In the College of Hard Knocks, an expulsion is often a promotion, Scott Nearing said.

Herman Melville said a whaling ship was his Harvard and his Yale.

In the year I gave myself to learn to write I wrote two books and started a third. I established my rhythm as a writer. Found my seat.

* * *


Some writers do well in graduate school.

I would not have.

I didn't know how to get a mentor.

I'd have had time to write, but time to write what? What everybody else was writing, so that I would have that cookie-cutter signature to my style.

You learn the rules yourself, through trial and error, and then you break them, and you know why, too. It isn't just rebellion to be different.

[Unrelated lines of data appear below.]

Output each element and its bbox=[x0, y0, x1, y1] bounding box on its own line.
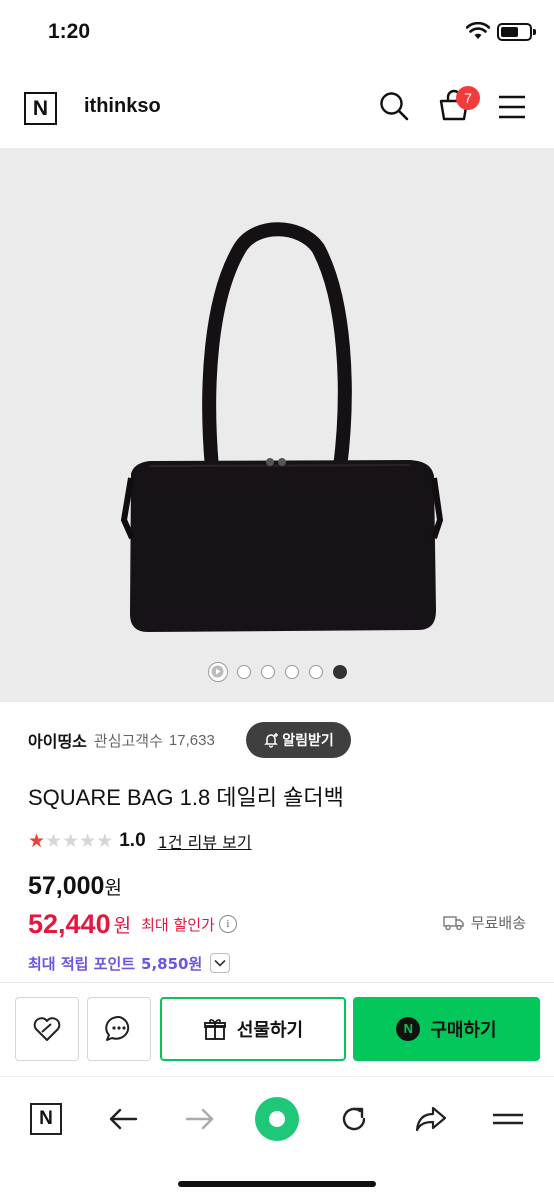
chevron-down-icon[interactable] bbox=[210, 953, 231, 973]
browser-home-n-button[interactable]: N bbox=[24, 1097, 68, 1141]
seller-row: 아이띵소 관심고객수 17,633 bbox=[28, 725, 215, 755]
gallery-dot[interactable] bbox=[285, 665, 299, 679]
status-time: 1:20 bbox=[48, 20, 91, 43]
menu-lines-icon bbox=[493, 1113, 523, 1125]
play-icon[interactable] bbox=[208, 662, 228, 682]
star-empty-icon: ★ bbox=[45, 829, 63, 852]
original-price-won: 원 bbox=[104, 877, 122, 899]
naver-n-icon: N bbox=[30, 1103, 62, 1135]
buy-label: 구매하기 bbox=[430, 1020, 497, 1041]
rating-row: ★ ★ ★ ★ ★ 1.0 1건 리뷰 보기 bbox=[28, 828, 252, 854]
review-link[interactable]: 1건 리뷰 보기 bbox=[158, 829, 252, 853]
battery-icon bbox=[497, 23, 536, 41]
top-nav: N ithinkso 7 bbox=[0, 70, 554, 148]
share-button[interactable] bbox=[409, 1097, 453, 1141]
rating-value: 1.0 bbox=[119, 830, 146, 851]
cart-count-badge: 7 bbox=[456, 86, 480, 110]
original-price: 57,000원 bbox=[28, 872, 122, 901]
talk-button[interactable] bbox=[87, 997, 151, 1061]
points-row[interactable]: 최대 적립 포인트 5,850원 bbox=[28, 950, 231, 976]
sale-price-row: 52,440 원 최대 할인가 i bbox=[28, 908, 237, 940]
max-discount-label: 최대 할인가 bbox=[141, 915, 215, 934]
star-rating: ★ ★ ★ ★ ★ bbox=[28, 829, 114, 852]
original-price-value: 57,000 bbox=[28, 872, 105, 900]
refresh-button[interactable] bbox=[332, 1097, 376, 1141]
gallery-pagination bbox=[0, 662, 554, 682]
arrow-left-icon bbox=[109, 1108, 138, 1130]
alarm-label: 알림받기 bbox=[282, 733, 334, 749]
shipping-label: 무료배송 bbox=[470, 914, 526, 932]
product-image[interactable] bbox=[0, 148, 554, 702]
home-indicator bbox=[178, 1181, 376, 1187]
shipping-info: 무료배송 bbox=[443, 912, 526, 933]
gallery-dot[interactable] bbox=[261, 665, 275, 679]
hamburger-menu-icon[interactable] bbox=[497, 94, 527, 124]
npay-icon: N bbox=[396, 1017, 421, 1041]
gallery-dot-active[interactable] bbox=[333, 665, 347, 679]
sale-price-won: 원 bbox=[113, 914, 132, 937]
bag-illustration bbox=[120, 222, 444, 632]
gift-icon bbox=[203, 1019, 226, 1040]
naver-logo[interactable]: N bbox=[24, 92, 57, 125]
gallery-dot[interactable] bbox=[237, 665, 251, 679]
share-arrow-icon bbox=[415, 1106, 447, 1132]
info-icon[interactable]: i bbox=[218, 915, 237, 933]
points-value: 5,850원 bbox=[141, 954, 203, 973]
chat-bubble-icon bbox=[105, 1015, 130, 1041]
alarm-button[interactable]: 알림받기 bbox=[246, 722, 351, 758]
wifi-icon bbox=[465, 21, 491, 44]
bell-plus-icon bbox=[263, 732, 279, 748]
shop-name[interactable]: ithinkso bbox=[84, 95, 161, 118]
points-label: 최대 적립 포인트 bbox=[28, 954, 136, 973]
truck-icon bbox=[443, 915, 464, 930]
heart-icon bbox=[33, 1017, 61, 1041]
refresh-icon bbox=[342, 1107, 366, 1131]
back-button[interactable] bbox=[101, 1097, 145, 1141]
interest-label: 관심고객수 bbox=[93, 731, 163, 750]
green-dot-button[interactable] bbox=[255, 1097, 299, 1141]
star-empty-icon: ★ bbox=[62, 829, 80, 852]
product-title: SQUARE BAG 1.8 데일리 숄더백 bbox=[28, 785, 344, 810]
buy-button[interactable]: N 구매하기 bbox=[353, 997, 540, 1061]
green-dot-icon bbox=[255, 1097, 299, 1141]
star-filled-icon: ★ bbox=[28, 829, 46, 852]
gift-label: 선물하기 bbox=[236, 1020, 304, 1041]
search-icon[interactable] bbox=[378, 90, 410, 126]
status-bar: 1:20 bbox=[0, 0, 554, 70]
gallery-dot[interactable] bbox=[309, 665, 323, 679]
gift-button[interactable]: 선물하기 bbox=[160, 997, 346, 1061]
star-empty-icon: ★ bbox=[79, 829, 97, 852]
sale-price-value: 52,440 bbox=[28, 908, 111, 939]
browser-toolbar: N bbox=[0, 1076, 554, 1200]
seller-name[interactable]: 아이띵소 bbox=[28, 728, 87, 752]
arrow-right-icon bbox=[185, 1108, 214, 1130]
forward-button[interactable] bbox=[178, 1097, 222, 1141]
browser-menu-button[interactable] bbox=[486, 1097, 530, 1141]
interest-count: 17,633 bbox=[168, 731, 215, 749]
purchase-action-bar: 선물하기 N 구매하기 bbox=[0, 982, 554, 1076]
star-empty-icon: ★ bbox=[96, 829, 114, 852]
wishlist-button[interactable] bbox=[15, 997, 79, 1061]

A certificate as a qualified professional is bogus, since writing can't be taught, and there are no jobs at the end, anyway, so implying that there are is bad faith on the part of the person blowing smoke up the student's ass to protect his own rice bowl.
Who would want to become part of a daisy-chain of reciprocal back-scratching where you reward kinsmen and punish outsiders, like joining the masons? Who would become a writer to do that? Have they no self-respect?

* * *


As for the notion that being a student in a graduate writing program, among students with similar goals, similar hopes, somehow validates your struggle and makes you part of a community of like-minded pilgrims, that won't help you when you face the black page, year after year, day after day.

If it doesn't come from inside of you, you're screwed.

If it does come from inside, you don't need a club to belong to.

After the mutiny on the mound the second summer at Panacea my membership in the Order of the Blue Trowel was revoked.